We identified four themes around opioid use: (1) attitudes toward use of opioids to manage chronic pain; (2) the limited alternative options for chronic pain management; (3) the potential of A/C care as a tool to help manage pain; and (4) the complex system around chronic pain management. Despite widespread dissatisfaction with opioid medications for pain management, many practical barriers challenged access to other options. Most of the participants' perceived A/C care as helpful for short term pain relief. We identified that problems with timing, expectations, and plan coverage limited A/C care potential for pain relief treatment.
These results suggest that education about realistic expectations for chronic pain management and therapy options, as well as making A/C care more easily accessible, might lead to more satisfaction for patients and providers, and provide important input to policy makers.
ClinicalTrials.gov NCT01345409 , date of registration 28/4/2011.
当前文献描述了使用阿片类药物进行慢性疼痛药物治疗的局限性和缺陷,以及确定替代方案的重要性。本研究的目的是确定患者和医疗服务提供者在获取阿片类药物替代方案时面临的实际问题,以及多方如何看待这些问题。
采用结构化访谈指南,从一个管理式医疗保健系统以及签约的社区针灸/整脊服务提供者(n = 14)中,有目的地抽取慢性肌肉骨骼疼痛(CMP)患者(n = 90)和初级保健提供者(PCP,n = 25),收集定性数据,以评估针灸和整脊(A/C)服务对慢性肌肉骨骼疼痛的治疗效果。对有不同A/C使用史的CMP患者进行了焦点小组讨论和访谈。初级保健提供者和签约的A/C提供者参与了个人访谈。所有参与者都被问及他们管理慢性疼痛的经历以及对A/C治疗的体验和/或态度。对录音进行了转录并进行了主题编码。焦点小组/访谈指南的摘要版本包含在补充文件1中。

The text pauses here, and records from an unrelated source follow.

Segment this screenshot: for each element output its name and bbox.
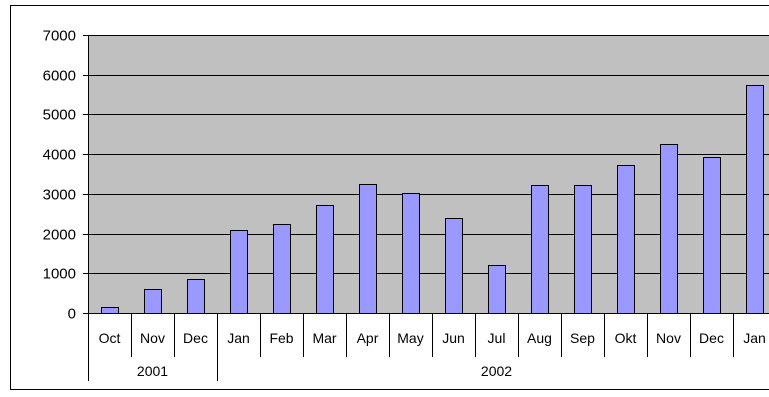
x-tick-label: Dec: [699, 330, 724, 346]
bar-11: [575, 186, 592, 314]
x-tick-label: May: [397, 330, 423, 346]
bar-8: [446, 219, 463, 314]
x-tick-label: Feb: [269, 330, 293, 346]
y-tick-label: 2000: [43, 227, 76, 244]
x-tick-label: Jan: [743, 330, 766, 346]
x-tick-label: Jul: [488, 330, 506, 346]
x-tick-label: Jun: [442, 330, 465, 346]
y-tick-label: 7000: [43, 28, 76, 45]
bar-9: [489, 266, 506, 314]
x-tick-label: Apr: [357, 330, 379, 346]
x-tick-label: Okt: [615, 330, 637, 346]
bar-2: [188, 280, 205, 314]
x-tick-label: Mar: [312, 330, 336, 346]
y-tick-label: 3000: [43, 187, 76, 204]
y-tick-label: 1000: [43, 266, 76, 283]
group-label: 2001: [137, 363, 168, 379]
bar-1: [145, 290, 162, 314]
x-tick-label: Sep: [570, 330, 595, 346]
x-tick-label: Oct: [99, 330, 121, 346]
y-tick-label: 0: [68, 306, 76, 323]
group-label: 2002: [481, 363, 512, 379]
bar-15: [747, 86, 764, 314]
x-tick-label: Nov: [140, 330, 165, 346]
bar-4: [274, 225, 291, 314]
y-tick-label: 5000: [43, 107, 76, 124]
y-tick-label: 4000: [43, 147, 76, 164]
bar-14: [704, 158, 721, 314]
bar-10: [532, 186, 549, 314]
bar-6: [360, 185, 377, 314]
x-tick-label: Aug: [527, 330, 552, 346]
x-tick-label: Dec: [183, 330, 208, 346]
bar-7: [403, 194, 420, 314]
bar-12: [618, 166, 635, 314]
bar-3: [231, 231, 248, 314]
bar-0: [102, 308, 119, 314]
bar-13: [661, 145, 678, 314]
x-tick-label: Jan: [227, 330, 250, 346]
x-tick-label: Nov: [656, 330, 681, 346]
bar-5: [317, 206, 334, 314]
y-tick-label: 6000: [43, 68, 76, 85]
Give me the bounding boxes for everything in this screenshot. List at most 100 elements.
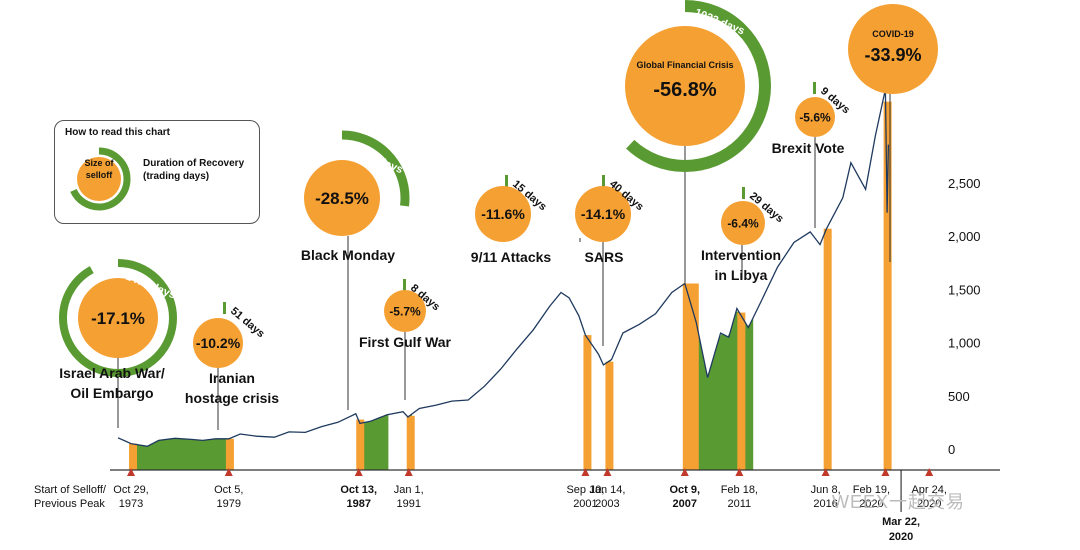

我们围绕阿片类药物的使用确定了四个主题:(1)对使用阿片类药物管理慢性疼痛的态度;(2)慢性疼痛管理的替代选择有限;(3)A/C护理作为帮助管理疼痛工具的潜力;(4)慢性疼痛管理的复杂系统。尽管对用于疼痛管理的阿片类药物普遍不满,但许多实际障碍阻碍了获取其他选择。大多数参与者认为A/C护理有助于短期缓解疼痛。我们发现,时间安排、期望和计划覆盖范围方面的问题限制了A/C护理在缓解疼痛治疗方面的潜力。
这些结果表明,对慢性疼痛管理和治疗选择设定现实期望的教育,以及使A/C护理更容易获得,可能会使患者和医疗服务提供者更满意,并为政策制定者提供重要参考。
ClinicalTrials.gov NCT01345409,注册日期2011年4月28日。